There are preliminary results suggesting that therapies such as weight loss, angiotensin receptor blockers, aldosterone inhibitors, and statins may be able to reduce fibrosis to prevent and decrease AF burden.[^156–161] For example, patients treated with angiotensin II receptor antagonists were found to have lower levels of TGF-beta1 than those not treated.[¹⁶²] Clinically, the Routine Versus Aggressive Upstream Rhythm Control for Prevention of Early Atrial Fibrillation in Heart Failure (RACE III) trial randomised patients with persistent AF and mild–moderate heart failure to aldosterone antagonist, ACE inhibitors, statins, and cardiac rehab versus conventional therapy. At 1 year, sinus rhythm was present in 75% of the intervention group compared with 63% in the control group (OR 1.765; p=0.042).[¹⁶³] There was also a decrease in markers of myopathy such as NT-proBNP. Similarly, in the Eplerenone in Mild Patients Hospitalization And SurvIval Study in Heart Failure (EMPHASISHF) trial, patients with systolic heart failure randomised to eplerenone had decreased incidence of new-onset AF (2.7% versus 4.5%; HR 0.58; 95% CI [0.35–0.96]; p=0.034).[¹⁶⁴] Eplerenone has been shown in the sheep model to reduce atrial fibrosis and dilation, AF inducibility, and progression to persistent AF without preventing AF-induced electrical remodelling.[⁷²] In the Aggressive Risk Factor Reduction Study for Atrial Fibrillation and Implications for the Outcome of Ablation (ARREST-AF), patients were randomised to risk factor modification guidelines as recommended by the American Heart Association/American College of Cardiology (AHA/ACC) versus conventional care. The treatment arm had an increase in arrhythmia-free survival rates as compared with the control (32.9% versus 9.7%; p<0.001) with HR of 2.3 (p<0.001).

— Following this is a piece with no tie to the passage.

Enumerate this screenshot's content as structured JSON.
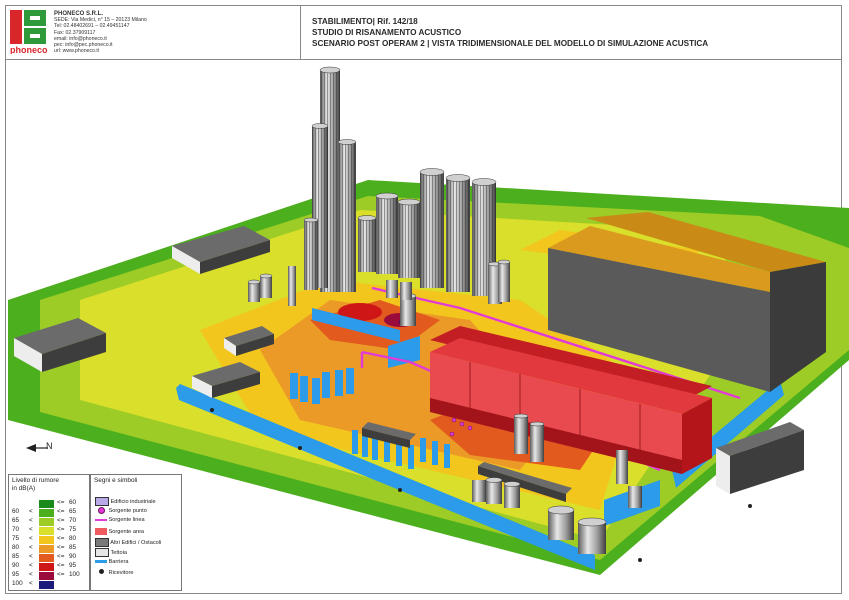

While the mechanism is unclear, improvements in atrial volume on echocardiography suggest that it may be due to reversal of the underlying cardiomyopathy.[¹⁶⁵] As a result, the latest ACC/AHA guidelines for AF recommend weight loss in obese patients with a Class I indication.[⁷] Additionally, Kunamalla et al. demonstrated the use of targeted gene-based reduction of TGF-beta signalling to decrease fibrosis and AF in the canine model.[¹⁶⁶] Other potential targets of gene therapy include modification of ion channels, gap junctions, autonomic innervation, and fibrosis.[¹⁶⁷]

Conclusion

This review highlights the complex interplay between atrial myopathy and AF incidence, recurrence, burden, and stroke risk. Atrial myopathy consists of multiple changes to the atrium including increased fibrosis, pressure overload, autonomic derangement, endothelial dysfunction, and alterations in prothrombotic factors. While there are currently multiple modalities to assess atrial myopathy, they are not being utilised routinely when making decisions regarding therapy including anticoagulation. The additional use of these modalities may allow us to better predict outcomes and tailor therapy. Creating novel therapies that address inflammation, EAT, the autonomic nervous system and molecular pathways of atrial fibrosis are an exciting new paradigm for future AF treatment. Reducing and even reversing atrial myopathy may serve as a more durable method to treat AF and reduce its significant morbidity. Further research is needed to develop these novel strategies to address atrial fibrosis as the precursor to atrial myopathy, AF, and cardioembolic stroke.

Clinical Perspective

• AF and atrial myopathy form a complex cycle in which each contributes to the other

• Current risk stratification schema and management strategies do not consider the underlying myopathy of AF

• By identifying atrial myopathy, we may be able to better risk stratify and treat patients with AF.